Avoiding animal products such as cold cuts, pork, beef and whole-milk dairy products such as milk, yogurt, butter and cheese is the best way to keep saturated fat levels down. Instead of buying foods that are high in saturated fat you might look for low-fat dairy products and low-fat sources of protein such as skinless chicken breasts, fruits and vegetables, tuna and cod.

Start throwing out the bacon grease you have been keeping in the refrigerator with no regret - it is the best thing to do.

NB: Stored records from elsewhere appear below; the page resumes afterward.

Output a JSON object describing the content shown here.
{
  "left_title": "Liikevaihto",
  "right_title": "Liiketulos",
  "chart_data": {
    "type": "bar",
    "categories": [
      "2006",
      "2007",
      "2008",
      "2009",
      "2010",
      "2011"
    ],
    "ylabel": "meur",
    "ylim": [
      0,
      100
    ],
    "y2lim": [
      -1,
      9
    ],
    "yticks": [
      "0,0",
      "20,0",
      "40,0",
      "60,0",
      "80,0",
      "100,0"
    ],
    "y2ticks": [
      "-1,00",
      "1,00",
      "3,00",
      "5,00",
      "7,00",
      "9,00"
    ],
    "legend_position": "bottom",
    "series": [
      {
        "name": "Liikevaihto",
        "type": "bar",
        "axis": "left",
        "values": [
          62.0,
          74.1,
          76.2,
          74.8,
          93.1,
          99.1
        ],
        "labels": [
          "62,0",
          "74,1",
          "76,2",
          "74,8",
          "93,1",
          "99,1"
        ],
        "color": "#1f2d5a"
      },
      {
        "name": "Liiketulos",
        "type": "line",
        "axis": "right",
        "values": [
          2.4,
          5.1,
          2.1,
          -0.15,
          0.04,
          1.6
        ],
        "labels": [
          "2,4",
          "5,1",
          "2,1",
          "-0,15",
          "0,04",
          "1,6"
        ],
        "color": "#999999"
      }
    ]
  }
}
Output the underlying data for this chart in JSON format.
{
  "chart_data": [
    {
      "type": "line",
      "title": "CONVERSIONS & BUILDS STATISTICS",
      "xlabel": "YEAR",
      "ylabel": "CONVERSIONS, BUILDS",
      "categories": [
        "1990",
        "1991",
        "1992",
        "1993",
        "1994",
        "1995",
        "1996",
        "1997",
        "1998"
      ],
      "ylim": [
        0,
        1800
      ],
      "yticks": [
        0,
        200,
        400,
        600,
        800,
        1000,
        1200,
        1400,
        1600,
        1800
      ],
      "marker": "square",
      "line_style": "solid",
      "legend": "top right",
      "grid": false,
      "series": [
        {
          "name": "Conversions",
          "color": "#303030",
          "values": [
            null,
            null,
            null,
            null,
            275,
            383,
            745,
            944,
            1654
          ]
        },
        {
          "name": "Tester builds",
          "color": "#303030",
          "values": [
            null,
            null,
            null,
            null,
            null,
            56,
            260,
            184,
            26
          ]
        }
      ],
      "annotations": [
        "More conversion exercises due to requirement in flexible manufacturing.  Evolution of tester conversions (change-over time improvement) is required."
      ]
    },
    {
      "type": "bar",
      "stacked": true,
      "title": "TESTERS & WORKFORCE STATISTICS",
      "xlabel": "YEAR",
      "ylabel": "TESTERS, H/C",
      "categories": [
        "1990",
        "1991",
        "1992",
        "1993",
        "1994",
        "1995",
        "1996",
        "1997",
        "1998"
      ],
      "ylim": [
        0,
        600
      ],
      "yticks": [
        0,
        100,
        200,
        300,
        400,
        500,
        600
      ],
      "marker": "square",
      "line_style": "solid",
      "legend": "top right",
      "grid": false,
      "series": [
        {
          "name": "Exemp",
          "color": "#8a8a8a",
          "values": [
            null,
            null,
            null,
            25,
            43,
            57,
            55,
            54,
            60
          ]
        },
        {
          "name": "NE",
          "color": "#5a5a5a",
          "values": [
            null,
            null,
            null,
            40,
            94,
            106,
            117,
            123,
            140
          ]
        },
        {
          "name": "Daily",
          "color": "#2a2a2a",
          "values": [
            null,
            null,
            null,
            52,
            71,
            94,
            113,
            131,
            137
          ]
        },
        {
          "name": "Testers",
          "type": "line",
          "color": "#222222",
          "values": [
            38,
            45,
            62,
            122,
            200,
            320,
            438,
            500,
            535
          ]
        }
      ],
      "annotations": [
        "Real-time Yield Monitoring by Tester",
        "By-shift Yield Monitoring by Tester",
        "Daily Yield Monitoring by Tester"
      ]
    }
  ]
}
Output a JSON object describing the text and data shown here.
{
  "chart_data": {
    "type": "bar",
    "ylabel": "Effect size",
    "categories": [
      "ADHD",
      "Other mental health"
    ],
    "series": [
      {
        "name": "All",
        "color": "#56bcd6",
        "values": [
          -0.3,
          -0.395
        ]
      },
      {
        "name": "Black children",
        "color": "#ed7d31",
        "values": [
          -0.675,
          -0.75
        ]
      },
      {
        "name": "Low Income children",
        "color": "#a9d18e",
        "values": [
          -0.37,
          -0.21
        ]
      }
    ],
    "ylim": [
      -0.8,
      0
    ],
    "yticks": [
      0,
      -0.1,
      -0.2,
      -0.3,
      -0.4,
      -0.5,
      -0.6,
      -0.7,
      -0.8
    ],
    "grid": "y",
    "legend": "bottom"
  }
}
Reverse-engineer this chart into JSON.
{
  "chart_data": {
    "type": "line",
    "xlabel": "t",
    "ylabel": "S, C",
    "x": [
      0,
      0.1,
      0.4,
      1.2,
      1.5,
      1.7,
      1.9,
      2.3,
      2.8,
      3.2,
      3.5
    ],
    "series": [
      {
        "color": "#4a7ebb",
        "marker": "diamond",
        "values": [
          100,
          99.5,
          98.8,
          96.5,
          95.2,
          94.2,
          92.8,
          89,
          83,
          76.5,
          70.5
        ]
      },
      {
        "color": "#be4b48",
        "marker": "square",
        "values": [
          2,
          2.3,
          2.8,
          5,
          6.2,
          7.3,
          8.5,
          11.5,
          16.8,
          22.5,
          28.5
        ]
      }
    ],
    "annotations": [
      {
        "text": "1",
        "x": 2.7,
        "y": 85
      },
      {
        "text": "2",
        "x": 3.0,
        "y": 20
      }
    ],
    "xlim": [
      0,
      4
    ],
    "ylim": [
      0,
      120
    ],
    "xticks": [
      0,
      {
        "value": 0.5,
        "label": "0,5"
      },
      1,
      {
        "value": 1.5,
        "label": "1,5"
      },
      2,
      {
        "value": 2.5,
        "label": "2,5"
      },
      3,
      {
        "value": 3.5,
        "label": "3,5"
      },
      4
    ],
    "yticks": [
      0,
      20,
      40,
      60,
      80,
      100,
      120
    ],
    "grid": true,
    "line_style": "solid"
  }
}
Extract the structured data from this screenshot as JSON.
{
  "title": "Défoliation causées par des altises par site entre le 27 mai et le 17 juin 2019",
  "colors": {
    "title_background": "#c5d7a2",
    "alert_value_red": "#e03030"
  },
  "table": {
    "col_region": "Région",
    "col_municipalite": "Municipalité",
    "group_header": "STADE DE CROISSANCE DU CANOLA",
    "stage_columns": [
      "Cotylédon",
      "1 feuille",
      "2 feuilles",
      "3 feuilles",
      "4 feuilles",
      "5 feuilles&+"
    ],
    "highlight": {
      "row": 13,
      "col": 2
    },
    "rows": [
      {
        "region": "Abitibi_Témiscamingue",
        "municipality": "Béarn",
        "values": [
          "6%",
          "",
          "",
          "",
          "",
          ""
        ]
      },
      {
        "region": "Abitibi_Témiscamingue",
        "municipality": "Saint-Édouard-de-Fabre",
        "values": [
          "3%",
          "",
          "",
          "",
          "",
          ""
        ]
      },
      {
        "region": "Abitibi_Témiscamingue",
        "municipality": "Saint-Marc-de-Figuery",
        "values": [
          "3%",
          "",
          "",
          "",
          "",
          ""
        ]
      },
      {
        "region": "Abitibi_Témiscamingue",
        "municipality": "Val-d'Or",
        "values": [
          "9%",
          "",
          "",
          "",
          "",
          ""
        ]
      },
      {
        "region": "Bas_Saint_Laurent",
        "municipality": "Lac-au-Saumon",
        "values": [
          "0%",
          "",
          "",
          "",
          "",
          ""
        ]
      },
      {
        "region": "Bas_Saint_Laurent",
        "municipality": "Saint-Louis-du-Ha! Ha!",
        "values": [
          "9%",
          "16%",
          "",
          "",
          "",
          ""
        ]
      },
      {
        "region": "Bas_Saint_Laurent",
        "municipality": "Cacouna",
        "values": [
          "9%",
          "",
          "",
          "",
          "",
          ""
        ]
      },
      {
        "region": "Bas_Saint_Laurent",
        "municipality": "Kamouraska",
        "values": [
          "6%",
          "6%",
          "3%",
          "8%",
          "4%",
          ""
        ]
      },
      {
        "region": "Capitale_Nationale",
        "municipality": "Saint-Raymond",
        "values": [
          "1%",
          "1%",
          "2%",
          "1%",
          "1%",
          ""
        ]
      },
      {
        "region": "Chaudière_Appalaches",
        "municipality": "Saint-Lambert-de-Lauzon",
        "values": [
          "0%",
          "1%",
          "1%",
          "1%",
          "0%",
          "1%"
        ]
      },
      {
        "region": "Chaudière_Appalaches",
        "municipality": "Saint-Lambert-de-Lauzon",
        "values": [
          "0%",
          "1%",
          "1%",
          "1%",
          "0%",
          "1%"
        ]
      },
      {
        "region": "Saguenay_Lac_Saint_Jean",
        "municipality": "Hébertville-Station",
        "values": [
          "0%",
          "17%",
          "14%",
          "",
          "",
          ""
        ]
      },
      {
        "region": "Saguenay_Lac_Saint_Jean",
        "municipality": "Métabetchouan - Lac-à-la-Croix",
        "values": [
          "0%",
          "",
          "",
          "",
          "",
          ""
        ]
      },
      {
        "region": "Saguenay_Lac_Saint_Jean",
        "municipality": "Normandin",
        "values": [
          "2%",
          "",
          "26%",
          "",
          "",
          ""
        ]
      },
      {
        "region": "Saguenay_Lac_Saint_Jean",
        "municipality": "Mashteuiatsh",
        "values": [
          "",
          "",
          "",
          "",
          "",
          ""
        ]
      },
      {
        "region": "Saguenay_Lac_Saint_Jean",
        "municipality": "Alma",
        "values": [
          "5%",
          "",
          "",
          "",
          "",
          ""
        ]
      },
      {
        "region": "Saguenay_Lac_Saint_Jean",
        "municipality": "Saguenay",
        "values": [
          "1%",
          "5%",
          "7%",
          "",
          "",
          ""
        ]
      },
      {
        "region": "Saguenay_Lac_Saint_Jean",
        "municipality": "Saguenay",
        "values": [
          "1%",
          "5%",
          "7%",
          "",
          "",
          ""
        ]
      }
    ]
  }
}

happinesslifetime.com Low cholesterol diet tip number 2:

Using unsaturated fats instead of saturated fats is one key to a low-cholesterol diet. Still, there are some fats that have been shown to reduce LDLs. These fats are polyunsaturated fats and are normally found in nuts and seeds such as peanut, sunflower and walnut oil. Still, there are some fats that prove to be even better. Monounsaturated fats have been shown to increase HDL cholesterol levels and reduce LDL cholesterol levels. Monounsaturated fats are generally found in olive, canola and peanut oils.

happinesslifetime.com Low cholesterol diet tip number 3:

Whole-grain flour contains more nutritional values than the flour used in baked goods such as mixes, crackers and some breads, but also in pasta. The bad news is that these commercially baked products also contain a lot of saturated fats and trans fats. Instead of this, try buying products made from whole grains of flours. A happinesslifetime.com low cholesterol diet can be bolstered in several ways by whole grains. Whole grains are found in foods such as barley, whole wheat flour, brown rice and oatmeal. This is even more important since grains have no cholesterol or saturated fat.

Second, oatmeal has a lot of soluble fiber which actually helps bind cholesterol and gets it out of your body. Whole grains also have nutrients that help the heart (as well as the rest of your body) and, as complex carbohydrates, provide long-lasting energy to keep you going through the day.